000000, "cpu0.p_system"=>2.000000, "cpu1.p_cpu"=>14.000000, "cpu1.p_user"=>11.000000, "cpu1.p_system"=>3.000000}]
Feb 21 10:38:06 td-agent-bit: [2020/02/21 10:38:06] [debug] [out_es] HTTP Status=400 URI=/_bulk
Feb 21 10:38:06 td-agent-bit: [2020/02/21 10:38:06] [debug] [retry] new retry created for task_id=2 attemps=1
Feb 21 10:38:06 td-agent-bit: [2020/02/21 10:38:06] [ warn] [engine] failed to flush chunk '9843-1582281482.1391136.flb', retry in 8 seconds: task_id=2, input=cpu.0 > outpu
t=es.1
Here is our tf-agent config file:
``
[INPUT]
Name cpu
Tag cpu.local
# Interval Sec
# ====
# Read interval (sec) Default: 1
Interval_Sec 1
[OUTPUT]
Name stdout
Match *
[OUTPUT]
Name es
Match *
Host vpcXXXXX.es.amazonaws.com
Port 443
index ec2-test-index
Logstash_Format On
Retry_limit 1
Type _doc
Replace_dots On
Logstash_Prefix tf-res-test-ec2
Time_Key @timestamp
HTTP_user es-access-user
HTTP_Passwd **
tls "on"
tls_verify on
tls.debug 1
``
Hello
In my case it was just edit the name of the record from "log" to "log_message" and it works fine, btw you can debug the error by generating the json by adding another output (file) and sending manually the json with a XPOST request to the ES server.
Thanks for the comment
For reference my above error for HTTP Status=400:
tls "on" was the culprit. es was rejecting the request because of this
changed it to remove quotes and worked.
tls on
Hi I can't remember what the problem was nor how I fixed it, but this issue was more about the lack of a descriptive message describing why it failed, not the particular (syntax?) problem that was causing that error.
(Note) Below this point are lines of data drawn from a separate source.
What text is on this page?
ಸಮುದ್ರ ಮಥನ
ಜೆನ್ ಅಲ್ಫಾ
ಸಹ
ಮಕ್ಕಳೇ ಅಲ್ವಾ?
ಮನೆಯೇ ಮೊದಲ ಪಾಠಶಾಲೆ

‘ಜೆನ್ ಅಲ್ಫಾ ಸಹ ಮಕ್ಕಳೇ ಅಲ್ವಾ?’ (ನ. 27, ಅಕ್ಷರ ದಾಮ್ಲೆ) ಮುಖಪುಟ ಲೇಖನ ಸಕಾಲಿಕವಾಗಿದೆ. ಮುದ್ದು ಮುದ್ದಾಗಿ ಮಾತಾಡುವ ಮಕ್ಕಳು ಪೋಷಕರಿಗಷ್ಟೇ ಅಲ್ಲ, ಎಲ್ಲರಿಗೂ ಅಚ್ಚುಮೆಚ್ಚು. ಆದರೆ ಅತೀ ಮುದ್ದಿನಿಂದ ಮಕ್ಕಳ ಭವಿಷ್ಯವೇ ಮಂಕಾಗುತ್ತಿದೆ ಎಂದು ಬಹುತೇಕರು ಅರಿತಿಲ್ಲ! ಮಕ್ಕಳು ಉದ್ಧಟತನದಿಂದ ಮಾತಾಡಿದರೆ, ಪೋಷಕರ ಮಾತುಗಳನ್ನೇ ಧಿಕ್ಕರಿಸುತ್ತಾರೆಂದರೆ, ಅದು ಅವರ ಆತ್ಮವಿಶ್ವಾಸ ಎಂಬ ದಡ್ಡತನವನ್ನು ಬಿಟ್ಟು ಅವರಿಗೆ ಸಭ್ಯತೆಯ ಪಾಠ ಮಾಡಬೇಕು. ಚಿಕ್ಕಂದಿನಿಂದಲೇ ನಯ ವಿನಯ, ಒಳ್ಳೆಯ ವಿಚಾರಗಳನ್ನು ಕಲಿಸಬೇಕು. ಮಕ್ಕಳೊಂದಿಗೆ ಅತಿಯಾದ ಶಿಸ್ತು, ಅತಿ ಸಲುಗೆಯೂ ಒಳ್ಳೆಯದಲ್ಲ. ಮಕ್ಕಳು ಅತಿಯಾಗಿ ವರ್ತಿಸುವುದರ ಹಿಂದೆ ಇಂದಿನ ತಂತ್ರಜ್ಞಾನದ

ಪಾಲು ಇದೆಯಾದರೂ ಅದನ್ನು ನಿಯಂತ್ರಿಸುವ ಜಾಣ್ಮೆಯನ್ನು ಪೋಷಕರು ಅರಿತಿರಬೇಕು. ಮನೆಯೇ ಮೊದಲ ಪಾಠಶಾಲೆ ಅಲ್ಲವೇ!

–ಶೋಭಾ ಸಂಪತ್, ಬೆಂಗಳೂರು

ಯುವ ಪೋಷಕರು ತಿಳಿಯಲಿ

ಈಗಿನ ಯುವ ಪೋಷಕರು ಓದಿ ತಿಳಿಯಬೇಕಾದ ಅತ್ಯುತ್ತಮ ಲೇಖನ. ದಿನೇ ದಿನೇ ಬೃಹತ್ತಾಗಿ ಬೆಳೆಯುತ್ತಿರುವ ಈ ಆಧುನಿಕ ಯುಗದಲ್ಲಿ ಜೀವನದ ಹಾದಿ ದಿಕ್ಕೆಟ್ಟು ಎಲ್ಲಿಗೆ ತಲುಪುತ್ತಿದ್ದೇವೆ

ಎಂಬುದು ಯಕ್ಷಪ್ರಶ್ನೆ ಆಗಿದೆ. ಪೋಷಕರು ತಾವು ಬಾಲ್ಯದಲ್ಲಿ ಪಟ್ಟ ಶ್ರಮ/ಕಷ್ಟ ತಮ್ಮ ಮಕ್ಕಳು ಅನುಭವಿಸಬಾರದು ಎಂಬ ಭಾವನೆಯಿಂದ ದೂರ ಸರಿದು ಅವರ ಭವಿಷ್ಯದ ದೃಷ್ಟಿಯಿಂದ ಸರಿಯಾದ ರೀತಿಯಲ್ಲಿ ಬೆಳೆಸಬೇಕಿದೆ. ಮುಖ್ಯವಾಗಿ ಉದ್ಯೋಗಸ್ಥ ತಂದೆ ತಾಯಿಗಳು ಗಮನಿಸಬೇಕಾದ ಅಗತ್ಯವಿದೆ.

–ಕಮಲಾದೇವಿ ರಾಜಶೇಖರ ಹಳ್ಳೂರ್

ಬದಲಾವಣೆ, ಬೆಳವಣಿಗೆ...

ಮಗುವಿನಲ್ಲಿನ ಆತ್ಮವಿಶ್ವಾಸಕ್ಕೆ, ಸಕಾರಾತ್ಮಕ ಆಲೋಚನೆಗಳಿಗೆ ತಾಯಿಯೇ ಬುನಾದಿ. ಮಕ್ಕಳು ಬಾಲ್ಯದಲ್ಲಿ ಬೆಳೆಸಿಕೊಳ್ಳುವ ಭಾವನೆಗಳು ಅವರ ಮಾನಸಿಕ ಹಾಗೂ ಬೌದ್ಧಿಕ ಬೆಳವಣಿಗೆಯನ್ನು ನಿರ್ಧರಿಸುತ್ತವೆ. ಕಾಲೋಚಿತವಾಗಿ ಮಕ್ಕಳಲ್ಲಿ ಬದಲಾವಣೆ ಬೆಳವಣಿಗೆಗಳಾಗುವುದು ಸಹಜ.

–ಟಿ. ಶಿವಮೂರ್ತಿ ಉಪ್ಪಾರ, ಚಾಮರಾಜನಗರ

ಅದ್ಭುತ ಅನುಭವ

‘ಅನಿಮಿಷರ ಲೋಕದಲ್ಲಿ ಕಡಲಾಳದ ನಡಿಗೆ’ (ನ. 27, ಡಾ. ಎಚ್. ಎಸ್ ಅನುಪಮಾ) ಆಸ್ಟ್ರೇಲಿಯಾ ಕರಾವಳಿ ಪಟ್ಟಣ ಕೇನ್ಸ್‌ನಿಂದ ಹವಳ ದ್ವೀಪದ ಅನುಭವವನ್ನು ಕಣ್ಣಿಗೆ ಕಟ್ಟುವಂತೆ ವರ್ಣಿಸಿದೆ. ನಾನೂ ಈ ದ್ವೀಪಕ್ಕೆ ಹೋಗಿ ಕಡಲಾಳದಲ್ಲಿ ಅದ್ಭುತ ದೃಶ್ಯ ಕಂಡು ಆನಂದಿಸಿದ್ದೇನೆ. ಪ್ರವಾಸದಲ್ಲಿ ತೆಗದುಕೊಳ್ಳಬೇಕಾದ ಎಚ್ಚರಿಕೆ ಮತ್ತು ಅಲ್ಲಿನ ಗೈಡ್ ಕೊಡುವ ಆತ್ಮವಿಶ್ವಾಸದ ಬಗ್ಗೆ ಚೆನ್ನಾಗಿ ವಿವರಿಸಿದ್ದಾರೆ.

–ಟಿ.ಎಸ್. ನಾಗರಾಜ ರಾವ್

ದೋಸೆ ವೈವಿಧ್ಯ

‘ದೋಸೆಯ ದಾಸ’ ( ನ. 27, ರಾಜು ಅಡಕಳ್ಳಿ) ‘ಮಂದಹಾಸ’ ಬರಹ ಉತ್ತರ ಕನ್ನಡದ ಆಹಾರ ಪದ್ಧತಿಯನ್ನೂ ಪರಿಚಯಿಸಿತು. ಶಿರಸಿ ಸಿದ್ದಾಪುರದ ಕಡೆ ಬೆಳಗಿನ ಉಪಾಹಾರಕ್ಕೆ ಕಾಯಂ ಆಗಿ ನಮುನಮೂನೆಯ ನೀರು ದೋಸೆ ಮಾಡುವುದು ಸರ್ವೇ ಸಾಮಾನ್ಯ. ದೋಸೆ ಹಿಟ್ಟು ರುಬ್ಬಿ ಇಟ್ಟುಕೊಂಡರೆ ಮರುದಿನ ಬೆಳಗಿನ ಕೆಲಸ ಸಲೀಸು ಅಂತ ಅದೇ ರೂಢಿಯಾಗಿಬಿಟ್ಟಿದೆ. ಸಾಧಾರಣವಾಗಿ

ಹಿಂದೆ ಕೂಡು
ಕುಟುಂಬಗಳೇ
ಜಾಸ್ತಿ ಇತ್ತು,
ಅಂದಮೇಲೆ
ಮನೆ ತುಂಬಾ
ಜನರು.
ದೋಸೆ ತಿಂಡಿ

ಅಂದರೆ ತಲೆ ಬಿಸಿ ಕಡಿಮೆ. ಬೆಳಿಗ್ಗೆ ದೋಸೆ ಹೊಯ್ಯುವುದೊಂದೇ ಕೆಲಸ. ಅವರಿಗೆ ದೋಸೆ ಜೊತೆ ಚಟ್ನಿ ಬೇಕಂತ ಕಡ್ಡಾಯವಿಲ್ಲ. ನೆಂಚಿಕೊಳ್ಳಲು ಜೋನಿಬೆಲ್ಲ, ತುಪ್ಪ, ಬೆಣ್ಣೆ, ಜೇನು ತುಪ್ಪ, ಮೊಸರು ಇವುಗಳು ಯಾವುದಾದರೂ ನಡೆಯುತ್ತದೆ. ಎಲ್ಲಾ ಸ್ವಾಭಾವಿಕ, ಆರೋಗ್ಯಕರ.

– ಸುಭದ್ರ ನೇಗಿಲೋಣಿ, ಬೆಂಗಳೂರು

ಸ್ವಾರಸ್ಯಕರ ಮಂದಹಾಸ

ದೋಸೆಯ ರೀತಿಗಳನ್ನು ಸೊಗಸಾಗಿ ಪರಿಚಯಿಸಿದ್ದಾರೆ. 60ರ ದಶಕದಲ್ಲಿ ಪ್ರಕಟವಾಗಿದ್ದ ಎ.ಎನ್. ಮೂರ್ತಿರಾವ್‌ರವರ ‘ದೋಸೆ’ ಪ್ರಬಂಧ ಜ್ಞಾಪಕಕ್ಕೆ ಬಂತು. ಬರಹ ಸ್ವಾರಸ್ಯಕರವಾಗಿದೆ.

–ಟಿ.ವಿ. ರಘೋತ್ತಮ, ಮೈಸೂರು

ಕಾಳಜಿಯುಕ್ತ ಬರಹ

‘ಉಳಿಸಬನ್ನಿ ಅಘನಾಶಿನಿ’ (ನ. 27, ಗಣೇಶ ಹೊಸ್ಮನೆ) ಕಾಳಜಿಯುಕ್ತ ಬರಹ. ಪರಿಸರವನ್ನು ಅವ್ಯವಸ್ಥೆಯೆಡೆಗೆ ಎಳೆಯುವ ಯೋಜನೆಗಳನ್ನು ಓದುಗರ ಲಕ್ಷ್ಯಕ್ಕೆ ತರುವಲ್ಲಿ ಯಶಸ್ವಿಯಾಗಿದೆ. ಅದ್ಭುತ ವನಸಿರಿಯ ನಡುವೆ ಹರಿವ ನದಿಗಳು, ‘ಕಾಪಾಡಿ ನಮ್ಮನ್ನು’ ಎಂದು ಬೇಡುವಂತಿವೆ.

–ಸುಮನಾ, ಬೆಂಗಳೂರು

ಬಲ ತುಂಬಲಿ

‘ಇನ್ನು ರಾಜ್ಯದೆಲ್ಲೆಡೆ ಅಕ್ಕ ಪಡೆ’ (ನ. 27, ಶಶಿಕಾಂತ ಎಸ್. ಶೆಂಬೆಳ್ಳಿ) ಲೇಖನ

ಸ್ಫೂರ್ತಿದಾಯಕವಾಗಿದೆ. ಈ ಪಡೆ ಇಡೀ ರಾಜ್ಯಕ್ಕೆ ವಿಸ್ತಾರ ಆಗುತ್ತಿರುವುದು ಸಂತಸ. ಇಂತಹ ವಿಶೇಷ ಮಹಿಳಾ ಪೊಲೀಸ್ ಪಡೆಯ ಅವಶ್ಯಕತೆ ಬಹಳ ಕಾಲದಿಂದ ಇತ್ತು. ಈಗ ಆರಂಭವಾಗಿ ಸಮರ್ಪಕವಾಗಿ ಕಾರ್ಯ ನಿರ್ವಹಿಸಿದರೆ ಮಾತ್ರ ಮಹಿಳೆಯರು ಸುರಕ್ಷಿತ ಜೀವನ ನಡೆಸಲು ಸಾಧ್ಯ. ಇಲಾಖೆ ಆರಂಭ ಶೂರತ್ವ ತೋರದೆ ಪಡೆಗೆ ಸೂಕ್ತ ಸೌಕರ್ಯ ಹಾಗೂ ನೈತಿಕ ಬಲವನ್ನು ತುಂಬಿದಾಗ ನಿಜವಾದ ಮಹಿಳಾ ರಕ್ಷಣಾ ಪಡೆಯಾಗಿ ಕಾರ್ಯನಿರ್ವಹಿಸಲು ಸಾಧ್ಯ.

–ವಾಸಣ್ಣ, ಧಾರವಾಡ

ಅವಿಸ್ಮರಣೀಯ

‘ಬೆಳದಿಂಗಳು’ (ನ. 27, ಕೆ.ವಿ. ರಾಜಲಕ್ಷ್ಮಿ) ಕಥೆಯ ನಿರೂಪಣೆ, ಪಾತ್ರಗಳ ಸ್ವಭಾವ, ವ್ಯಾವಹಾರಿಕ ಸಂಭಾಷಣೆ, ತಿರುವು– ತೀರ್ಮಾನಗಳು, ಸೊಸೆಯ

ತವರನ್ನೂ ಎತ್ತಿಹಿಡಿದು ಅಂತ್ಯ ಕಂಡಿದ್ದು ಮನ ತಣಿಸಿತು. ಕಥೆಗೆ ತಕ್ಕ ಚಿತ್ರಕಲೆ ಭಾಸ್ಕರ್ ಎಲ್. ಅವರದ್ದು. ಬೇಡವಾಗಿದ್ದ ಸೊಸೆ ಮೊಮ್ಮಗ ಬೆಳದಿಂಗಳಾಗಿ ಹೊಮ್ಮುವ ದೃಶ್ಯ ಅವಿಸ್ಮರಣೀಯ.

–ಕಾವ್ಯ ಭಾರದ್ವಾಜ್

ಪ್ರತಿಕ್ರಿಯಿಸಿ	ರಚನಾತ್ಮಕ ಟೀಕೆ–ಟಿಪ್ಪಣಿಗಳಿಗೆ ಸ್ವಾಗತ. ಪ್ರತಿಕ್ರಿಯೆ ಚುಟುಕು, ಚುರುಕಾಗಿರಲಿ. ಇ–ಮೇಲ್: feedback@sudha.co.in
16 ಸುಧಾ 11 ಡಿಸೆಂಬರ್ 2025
@edsiper being bitten again by this (lack of verbosity)... can we have some input from you?
A bit more verbosity would be nice. Logging in to a file and check the error message from ES manually as ntdetect mentioned feels a bit dirty to my.
Most helpful comment
Hi I can't remember what the problem was nor how I fixed it, but this issue was more about the lack of a descriptive message describing why it failed, not the particular (syntax?) problem that was causing that error.